(Original article: RECHARGE) At the beginning of March, a new type of long-duration energy storage that can facilitate 24/7 wind and solar energy has been inaugurated at the world’s largest concentrated solar power (CSP) plant in Morocco.
The pilot technology from Swedish start-up Azelio — which stores energy in molten aluminium — has been installed at the 580MW Noor Ouarzazate solar complex (510MW of CSP and 70MW of PV), and will be tested with a view to installing a larger commercial system on the site later this year, “followed by volume production in 2021”.
The technology uses electricity to heat recycled aluminium to 600°C, with the molten metal acting as the storage medium. When power is required from the storage unit — which sits inside a shipping-container-style box — the stored thermal energy is transported to a Stirling engine using a heat-transfer fluid. The Stirling engine, which is powered by the heat, then runs a generator to produce electricity. Waste heat at a temperature of 65°C can also be sold to industrial users or local district heating systems.
According to Azelio, the process has a 90% round-trip efficiency — ie, the amount of energy that goes in, compared to the amount that comes out — when both electricity and waste heat are utilised.
The company has given no indication of the system cost or the levelized cost of storage — nor the size of the pilot or future installations at Noor Ouarzazate, which is owned by the Moroccan Agency for Sustainable Energy (Masen).
It is therefore difficult to compare Azelio’s system with other build-anywhere long-duration intermittent energy storage (Baldies) technologies.

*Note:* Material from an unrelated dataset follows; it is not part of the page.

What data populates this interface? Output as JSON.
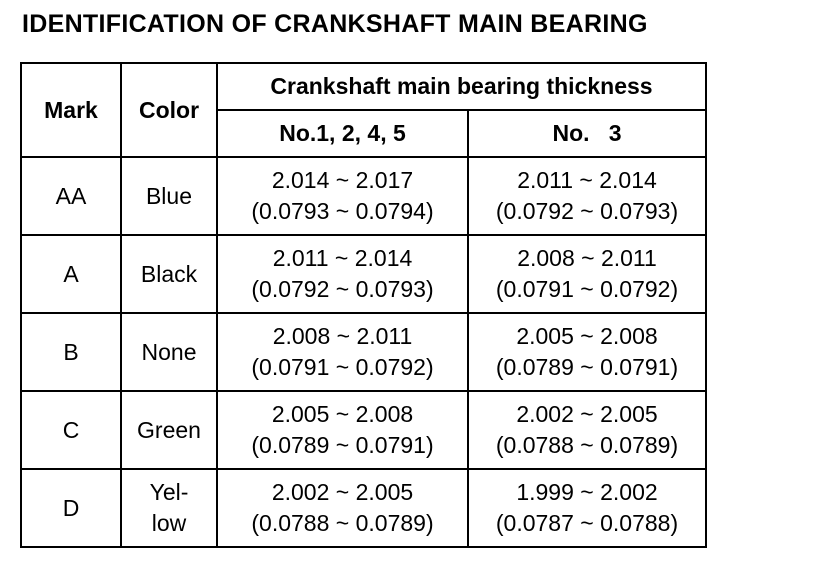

The global leader in this nascent market is Highview Power, with its liquid-air storage technology fully commercialized; Siemens Gamesa’s hot-rock thermal system, which uses volcanic rocks as its storage medium, is still undergoing testing in Germany; while Google spin-off Malta’s molten-salt storage hardware and Stiesdal Technologies‘ hot-rock thermal system are still in the development stage.